When you find your home overrun with very small, almost microscopic flies that are much smaller than the familiar houseflies, there are three possible culprits: fruit flies, drain flies, or phorid flies. Identification can be difficult given the small size of the creatures, but phorid flies have several distinguishing features:
- When inspected closely, the back of a phorid fly will appear to have a humped shape.
- Phorid flies tend to fly and walk in an erratic pattern, rather than in a predictable straight line.
- Phorid flies are often seen walking along a surface, rather than flying. Unlike most flies, which take flight when escaping, phorid flies may attempt to run away.
- Phorid flies often appear around dead animals, such as rodents.
While at a casual glance, phorid flies can be mistaken for fruit flies and drain flies, close inspection will reveal that they don't have the red eyes found in fruit flies, nor are they attracted to vinegar—one of the key identifying traits of fruit flies. Nor do phorid flies have the fuzzy, moth-like bodies found on drain flies. And drain flies, since they prefer damp, dark locations are almost always found near sink or floor drains—not usually the preferred location for phorid flies.
The Biology of Phorid Flies
Phorid flies include many species of tiny flies within the Phoridae family. About 4,000 individual species fall under the common name of phorid fly. Usually about 1/8 inch long, phorid flies typically have a hump on the back and are most notably identified by the habit of running away on surfaces rather than flying—a behavior that is responsible for the other common name for this insect—the scuttle fly.
Other precise identifying features are nearly impossible to spot by eye, given the fly's minuscule size, but these insects are notorious for feeding on decaying organic material, especially the corpses of animals. If small swarms of tiny flies appear at the same time as the suspicious odor of a decaying rodent, it is very likely you are seeing phorid flies. This fly has also been known as the coffin fly because it was sometimes seen in human coffins in years past.

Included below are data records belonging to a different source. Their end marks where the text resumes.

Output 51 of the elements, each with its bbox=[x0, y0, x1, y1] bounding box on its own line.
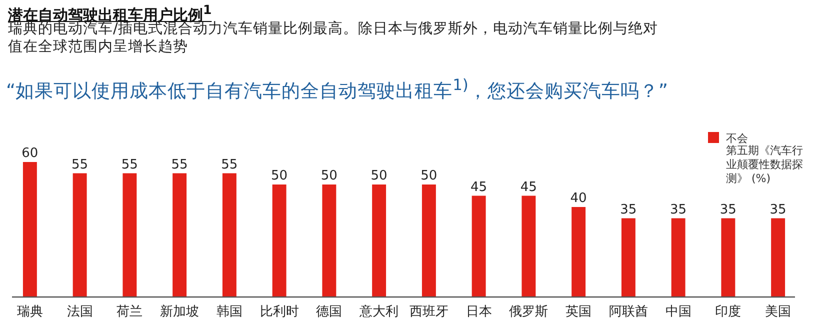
legend-label: 不会 bbox=[726, 132, 748, 145]
x-tick-label: 新加坡 bbox=[160, 304, 200, 320]
bar bbox=[422, 184, 436, 297]
bar bbox=[621, 218, 636, 297]
bar bbox=[222, 173, 236, 297]
bar bbox=[122, 173, 137, 297]
data-label: 35 bbox=[720, 202, 736, 218]
data-label: 55 bbox=[121, 157, 138, 172]
annotation: 第五期《汽车行业颠覆性数据探测》 (%) bbox=[726, 144, 804, 186]
data-label: 50 bbox=[271, 168, 288, 184]
x-tick-label: 美国 bbox=[765, 304, 792, 320]
x-tick-label: 韩国 bbox=[216, 304, 242, 320]
bar bbox=[72, 173, 87, 297]
data-label: 35 bbox=[670, 202, 687, 218]
x-tick-label: 比利时 bbox=[260, 304, 299, 320]
bar bbox=[472, 196, 486, 297]
data-label: 60 bbox=[22, 146, 38, 161]
data-label: 50 bbox=[420, 168, 438, 184]
bar bbox=[771, 218, 786, 297]
data-label: 40 bbox=[570, 191, 587, 206]
text: “如果可以使用成本低于自有汽车的全自动驾驶出租车$^{1)}$，您还会购买汽车吗？” bbox=[6, 76, 668, 104]
x-tick-label: 意大利 bbox=[358, 304, 399, 320]
bar bbox=[522, 196, 536, 297]
data-label: 55 bbox=[221, 157, 238, 172]
data-label: 45 bbox=[470, 180, 488, 195]
bar bbox=[572, 207, 586, 297]
bar bbox=[272, 184, 286, 297]
bar bbox=[172, 173, 187, 297]
x-tick-label: 瑞典 bbox=[16, 304, 43, 320]
data-label: 50 bbox=[320, 168, 338, 184]
data-label: 45 bbox=[520, 180, 537, 195]
data-label: 55 bbox=[72, 157, 88, 172]
x-tick-label: 印度 bbox=[715, 304, 742, 320]
bar bbox=[372, 184, 386, 297]
bar bbox=[322, 184, 336, 297]
bar bbox=[671, 218, 686, 297]
data-label: 35 bbox=[770, 202, 786, 218]
data-label: 35 bbox=[620, 202, 637, 218]
x-tick-label: 阿联酋 bbox=[608, 304, 648, 320]
x-tick-label: 英国 bbox=[566, 304, 592, 320]
x-tick-label: 法国 bbox=[66, 304, 93, 320]
x-tick-label: 西班牙 bbox=[409, 304, 448, 320]
x-tick-label: 日本 bbox=[466, 304, 492, 320]
data-label: 50 bbox=[370, 168, 388, 184]
x-tick-label: 中国 bbox=[665, 304, 692, 320]
bar bbox=[721, 218, 736, 297]
x-tick-label: 俄罗斯 bbox=[509, 304, 548, 320]
x-tick-label: 荷兰 bbox=[116, 304, 143, 320]
data-label: 55 bbox=[171, 157, 188, 172]
bar bbox=[22, 162, 37, 297]
x-tick-label: 德国 bbox=[316, 304, 342, 320]
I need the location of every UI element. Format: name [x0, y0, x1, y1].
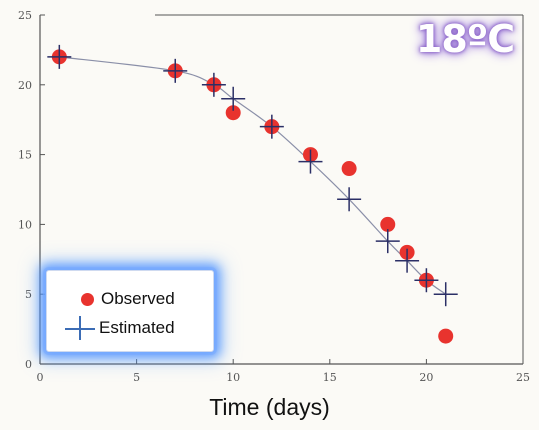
estimated-point [337, 187, 362, 212]
observed-marker-icon [81, 292, 94, 306]
y-tick-label: 20 [18, 79, 32, 92]
plot-frame [39, 14, 524, 365]
estimated-point [375, 229, 400, 254]
estimated-point [221, 86, 246, 111]
estimated-point [259, 114, 284, 139]
observed-point [438, 328, 454, 344]
x-axis-title: Time (days) [209, 394, 330, 420]
estimated-point [298, 149, 323, 174]
estimated-marker-icon [65, 316, 95, 340]
x-tick-label: 25 [516, 371, 530, 384]
y-tick-label: 0 [25, 358, 32, 371]
observed-point [341, 161, 357, 177]
y-tick-label: 15 [18, 149, 32, 162]
tick-layer: 0 5 10 15 20 25 0 5 10 15 20 25 [18, 9, 530, 384]
x-tick-label: 5 [133, 371, 140, 384]
legend-entry-estimated: Estimated [65, 316, 175, 340]
y-tick-label: 5 [25, 288, 32, 301]
estimated-point [433, 282, 458, 307]
x-tick-label: 10 [226, 371, 240, 384]
estimated-curve [59, 56, 447, 295]
estimated-point [414, 268, 439, 293]
temperature-badge: 18ºC [415, 17, 515, 61]
x-tick-label: 15 [323, 371, 337, 384]
estimated-point [47, 44, 72, 69]
estimated-point [201, 72, 226, 97]
estimated-point [395, 248, 420, 273]
observed-point [225, 105, 241, 121]
legend-label-observed: Observed [101, 289, 175, 308]
legend-label-estimated: Estimated [99, 318, 175, 337]
estimated-point [163, 58, 188, 83]
x-tick-label: 20 [419, 371, 433, 384]
observed-point [380, 216, 396, 232]
curve-layer [59, 56, 447, 295]
x-tick-label: 0 [37, 371, 44, 384]
marker-layer [47, 44, 458, 344]
legend-entry-observed: Observed [81, 287, 175, 311]
y-tick-label: 10 [18, 218, 32, 231]
y-tick-label: 25 [18, 9, 32, 22]
legend: Observed Estimated [46, 270, 214, 352]
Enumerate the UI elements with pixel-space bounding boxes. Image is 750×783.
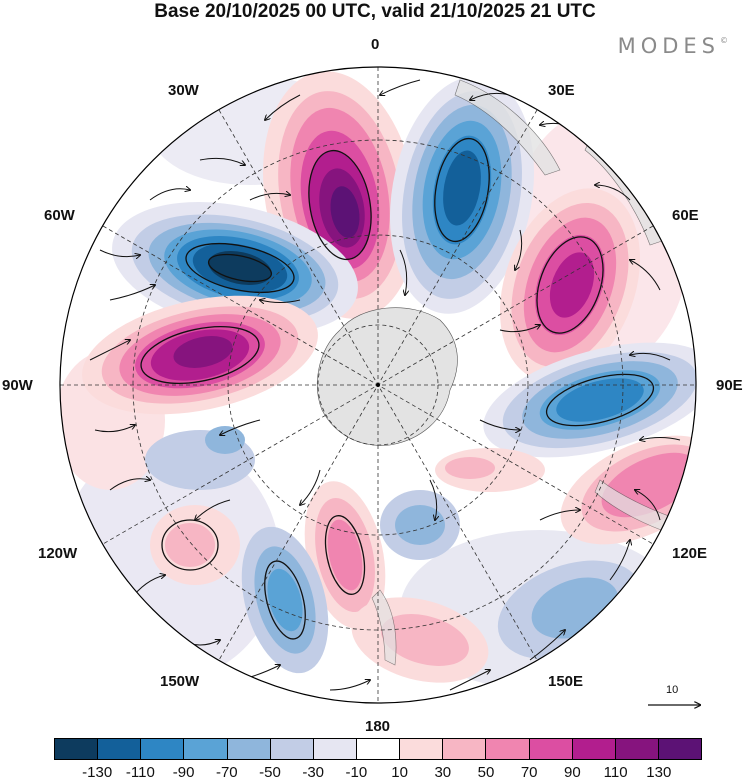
colorbar-tick-label: -110 [125,764,155,781]
positive-anomaly-60e [499,188,641,382]
colorbar-tick-label: 110 [603,764,628,781]
lon-label-120w: 120W [38,545,78,562]
colorbar-bin [400,739,444,759]
colorbar-tick-label: 130 [646,764,672,781]
colorbar-bin [356,739,401,759]
colorbar-bin [141,739,185,759]
lon-label-90e: 90E [716,377,743,394]
brand-copyright-mark: © [720,36,728,45]
colorbar-bin [313,739,357,759]
colorbar-bin [270,739,314,759]
anomaly-field [60,67,696,703]
colorbar-tick-label: 50 [477,764,495,781]
lon-label-0: 0 [371,36,380,53]
colorbar-tick-label: 30 [434,764,452,781]
brand-name: MODES [617,34,720,58]
lon-label-150e: 150E [548,673,584,690]
lon-label-60w: 60W [44,207,75,224]
brand-logo: MODES© [618,34,728,58]
colorbar-tick-label: -130 [82,764,113,781]
lon-label-30w: 30W [168,82,199,99]
lon-label-150w: 150W [160,673,200,690]
colorbar-bin [486,739,530,759]
colorbar-bin [55,739,99,759]
positive-anomaly-180 [304,481,489,683]
reference-vector-label: 10 [666,684,679,696]
positive-anomaly-120w [150,505,240,585]
colorbar-tick-label: 70 [520,764,538,781]
lon-label-30e: 30E [548,82,575,99]
negative-anomaly-150w [145,426,329,674]
colorbar-tick-label: -70 [215,764,238,781]
lon-label-120e: 120E [672,545,708,562]
colorbar-bin [529,739,573,759]
map-boundary [59,66,697,704]
colorbar-ticks: -130 -110 -90 -70 -50 -30 -10 10 30 50 70 90 110 130 [54,764,702,782]
colorbar [54,738,702,760]
colorbar-bin [184,739,228,759]
north-pole-marker [376,383,380,387]
negative-anomaly-30e [389,76,535,314]
colorbar-tick-label: -10 [345,764,368,781]
lon-label-180: 180 [365,718,391,735]
map-title: Base 20/10/2025 00 UTC, valid 21/10/2025… [154,1,596,22]
negative-anomaly-90e [483,342,696,458]
colorbar-bin [658,739,702,759]
colorbar-bin [615,739,659,759]
colorbar-tick-label: -50 [259,764,281,781]
lon-label-90w: 90W [2,377,33,394]
circulation-contours [140,137,655,640]
colorbar-bin [98,739,142,759]
lon-label-60e: 60E [672,207,699,224]
colorbar-bin [227,739,271,759]
colorbar-tick-label: 10 [391,764,408,781]
colorbar-tick-label: -30 [302,764,325,781]
colorbar-tick-label: 90 [564,764,581,781]
colorbar-tick-label: -90 [172,764,195,781]
colorbar-bin [572,739,616,759]
colorbar-bin [443,739,487,759]
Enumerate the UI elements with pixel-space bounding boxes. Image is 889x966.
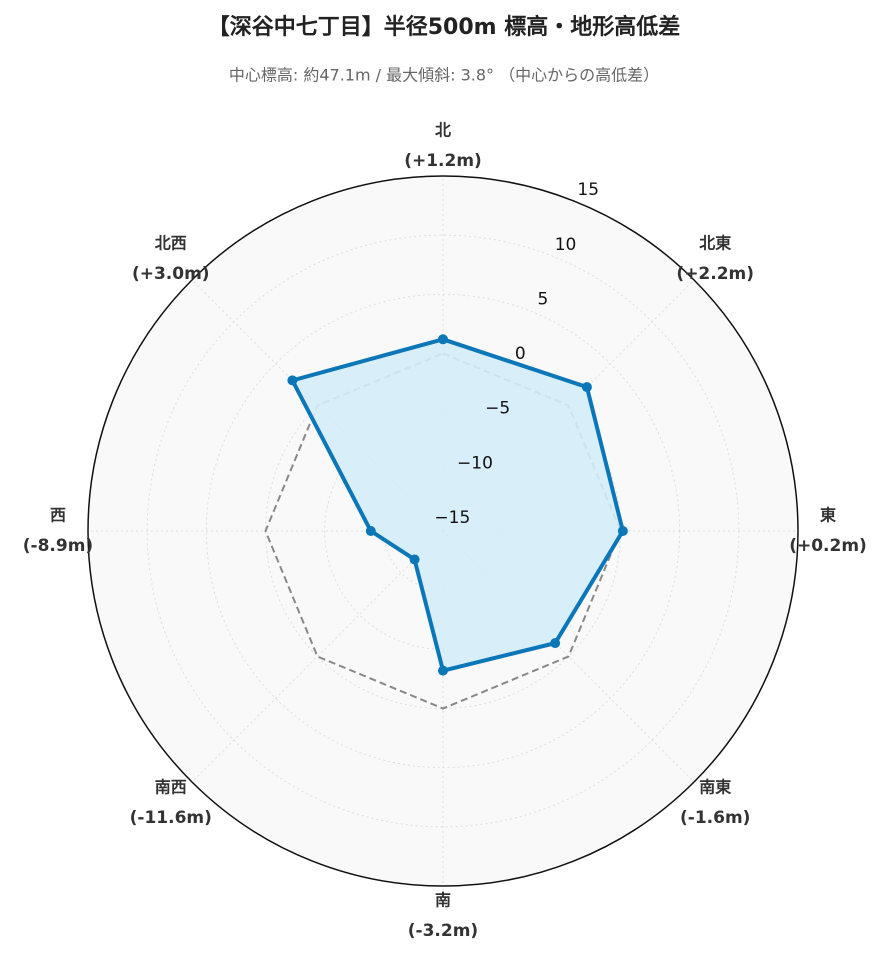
r-tick-label: −10 bbox=[457, 453, 493, 473]
data-point bbox=[550, 638, 561, 649]
chart-subtitle: 中心標高: 約47.1m / 最大傾斜: 3.8° （中心からの高低差） bbox=[229, 66, 659, 85]
data-point bbox=[438, 334, 448, 345]
value-label: (-8.9m) bbox=[23, 536, 93, 556]
value-label: (+3.0m) bbox=[132, 264, 210, 284]
r-tick-label: 0 bbox=[515, 344, 526, 364]
r-tick-label: −5 bbox=[485, 399, 510, 419]
data-point bbox=[365, 526, 376, 536]
data-point bbox=[438, 665, 448, 676]
axis-label: 南東 bbox=[699, 778, 731, 797]
data-point bbox=[581, 382, 592, 393]
r-tick-label: 5 bbox=[538, 289, 549, 309]
grid-spoke bbox=[442, 530, 695, 783]
axis-label: 北西 bbox=[155, 233, 187, 252]
chart-title: 【深谷中七丁目】半径500m 標高・地形高低差 bbox=[208, 14, 681, 40]
value-label: (+2.2m) bbox=[676, 264, 754, 284]
axis-label: 南西 bbox=[155, 778, 187, 797]
plot-outline bbox=[87, 175, 799, 887]
r-tick-label: 15 bbox=[577, 180, 599, 200]
value-label: (-11.6m) bbox=[130, 808, 212, 828]
grid-spoke bbox=[191, 530, 444, 783]
value-label: (+1.2m) bbox=[404, 151, 482, 171]
value-label: (-1.6m) bbox=[680, 808, 750, 828]
r-tick-label: −15 bbox=[434, 508, 470, 528]
value-label: (+0.2m) bbox=[789, 536, 867, 556]
grid-spoke bbox=[442, 279, 695, 532]
r-tick-label: 10 bbox=[555, 235, 577, 255]
axis-label: 東 bbox=[820, 506, 836, 525]
data-point bbox=[409, 554, 420, 565]
grid-spoke bbox=[191, 279, 444, 532]
data-point bbox=[617, 526, 628, 536]
axis-label: 北東 bbox=[699, 233, 731, 252]
axis-label: 南 bbox=[435, 891, 451, 910]
value-label: (-3.2m) bbox=[408, 921, 478, 941]
axis-label: 北 bbox=[435, 121, 451, 140]
axis-label: 西 bbox=[50, 506, 66, 525]
data-point bbox=[287, 375, 298, 386]
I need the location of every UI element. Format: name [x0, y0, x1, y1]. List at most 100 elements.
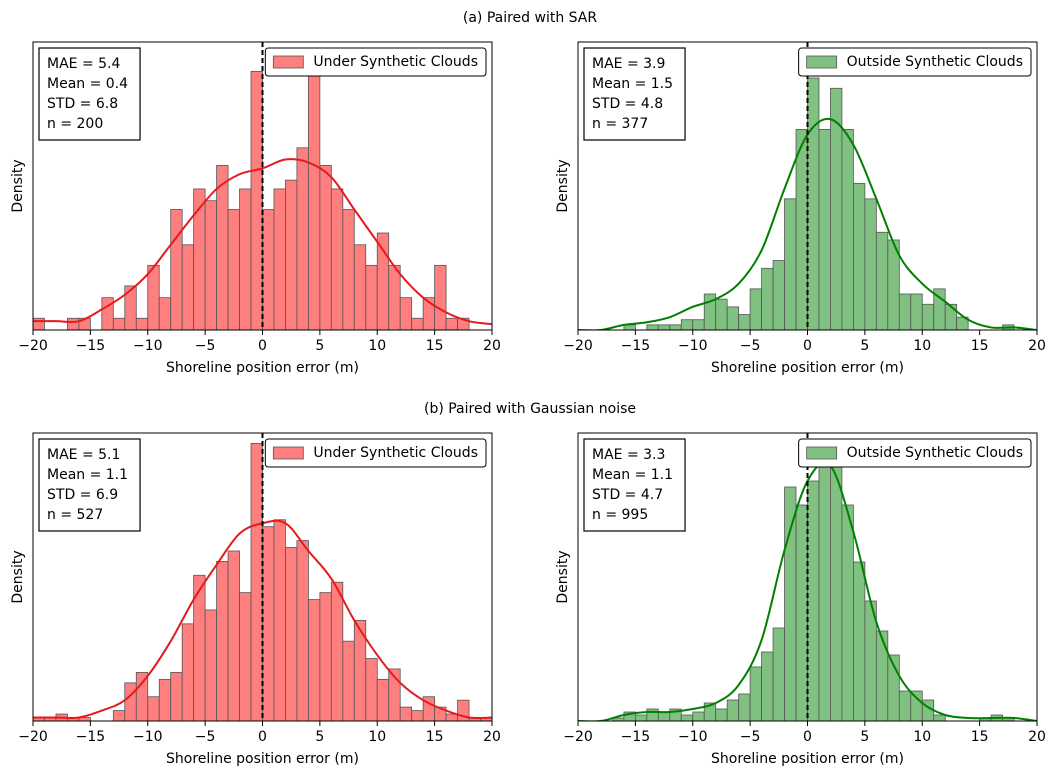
legend-swatch: [806, 446, 838, 460]
stats-text: STD = 4.7: [592, 487, 663, 503]
legend-box: [798, 47, 1032, 77]
stats-text: n = 527: [47, 507, 103, 523]
stats-text: Mean = 1.5: [592, 76, 673, 92]
histogram-bar: [250, 70, 263, 330]
histogram-bar: [273, 188, 286, 330]
histogram-bar: [749, 288, 763, 330]
x-tick-label: −5: [740, 729, 761, 745]
histogram-bar: [216, 165, 229, 330]
stats-text: STD = 6.9: [47, 487, 118, 503]
x-tick-label: −10: [678, 338, 708, 354]
histogram-bar: [319, 165, 332, 330]
histogram-bar: [135, 672, 149, 721]
x-tick-label: −15: [76, 338, 106, 354]
histogram-bar: [910, 293, 923, 330]
x-tick-label: 10: [368, 729, 386, 745]
histogram-bar: [216, 560, 229, 721]
stats-text: Mean = 1.1: [592, 467, 673, 483]
histogram-bar: [239, 592, 252, 721]
x-tick-label: 5: [860, 338, 869, 354]
histogram-bar: [307, 599, 321, 721]
histogram-bar: [761, 651, 774, 721]
histogram-bar: [273, 519, 286, 721]
x-tick-label: 10: [368, 338, 386, 354]
legend: Outside Synthetic Clouds: [798, 438, 1032, 468]
chart-panel: −20 −15 −10 −5 0 5 10 15 20 Shoreline position er…: [10, 432, 501, 767]
y-axis-label: Density: [555, 550, 571, 603]
x-tick-label: −20: [18, 338, 48, 354]
histogram-bar: [910, 690, 923, 721]
y-axis-label: Density: [10, 550, 26, 603]
histogram-bar: [112, 317, 126, 330]
histogram-bar: [67, 317, 80, 330]
histogram-bar: [841, 129, 854, 330]
histogram-bar: [193, 188, 206, 330]
x-tick-label: 0: [803, 338, 812, 354]
stats-box: [38, 438, 141, 532]
histogram-bar: [147, 696, 160, 721]
x-tick-label: −5: [195, 729, 216, 745]
histogram-bar: [319, 592, 332, 721]
histogram-bar: [749, 666, 763, 721]
histogram-bar: [646, 708, 659, 721]
histogram-bar: [634, 714, 648, 721]
stats-text: n = 377: [592, 116, 648, 132]
histogram-bar: [864, 198, 877, 330]
x-tick-label: −15: [621, 338, 651, 354]
x-tick-label: 0: [803, 729, 812, 745]
x-axis-label: Shoreline position error (m): [711, 751, 904, 767]
histogram-bar: [657, 711, 671, 721]
histogram-bar: [944, 303, 958, 330]
stats-text: Mean = 0.4: [47, 76, 128, 92]
histogram-bar: [457, 699, 470, 721]
plot-area: [578, 42, 1037, 330]
x-tick-label: 15: [426, 729, 444, 745]
plot-area: [33, 433, 492, 721]
x-tick-label: 10: [913, 729, 931, 745]
histogram-bar: [376, 232, 390, 330]
plot-area: [578, 433, 1037, 721]
histogram-bar: [795, 504, 808, 721]
histogram-bar: [623, 324, 636, 330]
histogram-bar: [285, 547, 298, 721]
histogram-bar: [807, 77, 820, 330]
histogram-bar: [227, 209, 240, 330]
x-tick-label: 5: [315, 338, 324, 354]
x-tick-label: 10: [913, 338, 931, 354]
histogram-bar: [204, 609, 218, 721]
histogram-bar: [726, 306, 740, 330]
chart-panel: −20 −15 −10 −5 0 5 10 15 20 Shoreline position er…: [555, 41, 1046, 376]
histogram-bar: [898, 690, 912, 721]
stats-text: Mean = 1.1: [47, 467, 128, 483]
histogram-bar: [158, 297, 172, 330]
histogram-bar: [170, 672, 183, 721]
x-tick-label: −10: [678, 729, 708, 745]
stats-text: n = 995: [592, 507, 648, 523]
stats-box: [38, 47, 141, 141]
histogram-bar: [181, 623, 195, 721]
histogram-bar: [795, 129, 808, 330]
x-tick-label: −20: [563, 729, 593, 745]
y-axis-label: Density: [10, 159, 26, 212]
histogram-bar: [181, 244, 195, 330]
histogram-bar: [376, 678, 390, 721]
histogram-bar: [135, 317, 149, 330]
x-tick-label: 15: [971, 729, 989, 745]
legend: Outside Synthetic Clouds: [798, 47, 1032, 77]
histogram-bar: [715, 298, 728, 330]
histogram-bar: [933, 714, 946, 721]
histogram-bar: [124, 682, 137, 721]
stats-text: MAE = 3.3: [592, 447, 665, 463]
legend-swatch: [272, 55, 304, 69]
histogram-bar: [411, 710, 424, 721]
histogram-bar: [411, 317, 424, 330]
x-tick-label: 0: [258, 729, 267, 745]
histogram-bar: [33, 317, 45, 330]
x-tick-label: −10: [133, 729, 163, 745]
histogram-bar: [296, 540, 309, 721]
histogram-bar: [680, 319, 694, 330]
histogram-bar: [262, 526, 275, 721]
histogram-bar: [445, 317, 458, 330]
x-tick-label: −15: [76, 729, 106, 745]
stats-text: MAE = 5.4: [47, 56, 120, 72]
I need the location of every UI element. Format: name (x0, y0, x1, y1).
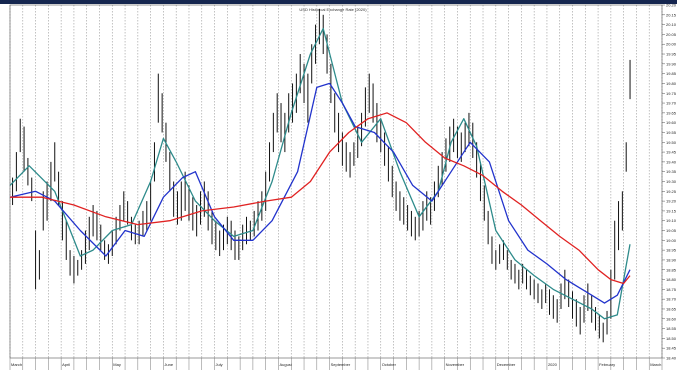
y-tick-label: 18.75 (666, 287, 677, 292)
x-tick-label: February (599, 362, 615, 367)
x-tick-label: April (62, 362, 70, 367)
x-tick-label: June (164, 362, 173, 367)
x-tick-label: March (650, 362, 661, 367)
y-tick-label: 19.70 (666, 101, 677, 106)
x-tick-label: December (497, 362, 516, 367)
grid (9, 4, 663, 359)
series-line (9, 82, 631, 304)
y-tick-label: 18.55 (666, 326, 677, 331)
y-tick-label: 19.60 (666, 120, 677, 125)
chart-title: USD Historical Exchange Rate (2020) (299, 7, 367, 12)
top-bar (0, 0, 677, 4)
plot-border (9, 4, 663, 359)
y-tick-label: 19.20 (666, 199, 677, 204)
y-tick-label: 19.85 (666, 71, 677, 76)
y-tick-label: 19.00 (666, 238, 677, 243)
y-axis: 18.40 18.45 18.50 18.55 18.60 18.65 18.70 18.75… (662, 3, 677, 361)
y-tick-label: 18.90 (666, 257, 677, 262)
y-tick-label: 19.40 (666, 159, 677, 164)
y-tick-label: 20.00 (666, 42, 677, 47)
y-tick-label: 20.15 (666, 12, 677, 17)
y-tick-label: 19.90 (666, 61, 677, 66)
y-tick-label: 20.05 (666, 32, 677, 37)
x-axis: March April May June July August September Octo… (9, 358, 663, 370)
x-tick-label: 2020 (548, 362, 558, 367)
y-tick-label: 18.60 (666, 316, 677, 321)
price-bars (12, 8, 631, 343)
y-tick-label: 19.95 (666, 52, 677, 57)
series-line (10, 112, 631, 285)
y-tick-label: 20.10 (666, 22, 677, 27)
y-tick-label: 20.20 (666, 3, 677, 8)
series-line (9, 27, 631, 320)
x-tick-label: March (11, 362, 22, 367)
y-tick-label: 18.95 (666, 248, 677, 253)
y-tick-label: 19.50 (666, 140, 677, 145)
y-tick-label: 19.30 (666, 179, 677, 184)
x-tick-label: October (382, 362, 397, 367)
x-tick-label: August (279, 362, 292, 367)
y-tick-label: 19.05 (666, 228, 677, 233)
y-tick-label: 19.55 (666, 130, 677, 135)
y-tick-label: 18.85 (666, 267, 677, 272)
y-tick-label: 18.40 (666, 356, 677, 361)
y-tick-label: 19.10 (666, 218, 677, 223)
x-tick-label: November (446, 362, 465, 367)
y-tick-label: 19.15 (666, 208, 677, 213)
y-tick-label: 19.80 (666, 81, 677, 86)
y-tick-label: 18.80 (666, 277, 677, 282)
y-tick-label: 19.75 (666, 91, 677, 96)
y-tick-label: 18.70 (666, 297, 677, 302)
y-tick-label: 19.35 (666, 169, 677, 174)
y-tick-label: 18.65 (666, 306, 677, 311)
x-tick-label: July (216, 362, 223, 367)
y-tick-label: 19.25 (666, 189, 677, 194)
y-tick-label: 19.45 (666, 150, 677, 155)
moving-average-lines (9, 27, 631, 320)
y-tick-label: 18.45 (666, 346, 677, 351)
x-tick-label: September (331, 362, 351, 367)
y-tick-label: 18.50 (666, 336, 677, 341)
x-tick-label: May (113, 362, 121, 367)
y-tick-label: 19.65 (666, 110, 677, 115)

Egg-to-adult reproduction occurs in about 25 days. This fly may transmit disease-causing organisms, so it should be controlled when spotted.
Sources of Phorid Flies
Phorid flies are often spotted when there is dead, decaying mouse, rat, or another animal in or beneath the home, and they can also appear when there are hygiene problems with pets. Even an underground break in a sewer line, which may be largely invisible and undetectable, may cause an infestation of phorid flies that can come up through the floor.
However, phorid flies prefer dead animals to other forms of organic material, and where phorid flies are seen, there is a very good chance of finding a dead, decaying rodent, bird, or bat hidden somewhere in the walls or floors. Phorid flies are often the first pest drawn to these corpses, followed by other scavenger insects, such as carpet beetles, mites, and other flies. It is wise to begin looking at the first appearance of phorid flies before the corpse can begin emitting an unpleasant smell.
Eliminating and Preventing Phorid Flies
The best solution for a phorid fly infestation is to locate and eliminate the animal corpse or decaying organic material that the flies are using to feed and breed. When combatting mice or rats, the use of rodent bait poisons should be avoided, since this often causes rats and mice to die inside walls or below floors, where the decaying corpses create a haven for phorid flies. When rodents are a problem, use traps so the rodents can be removed from the home.
If you have phorid flies coming up from drains, have your sewer system inspected for breaks. Flush floor drains and fixture drains frequently and copiously to eliminate organic material. Keep garbage disposals clean, as well. Bleach flushed through drains will kill fly larvae. Make sure to keep kitchens and bathrooms spotless, especially floor areas around the bottoms of appliances and fixtures. Clean up fastidiously after pets.
Once breeding/feeding sources have been eliminated, adult flies can be combated with a contact spray containing pyrethrins. Bug lights ("zappers") will also attract and kill adult phorid flies. However, if the flies have not disappeared within a week, it is likely that you have not yet found and eliminated the organic feeding/breeding source.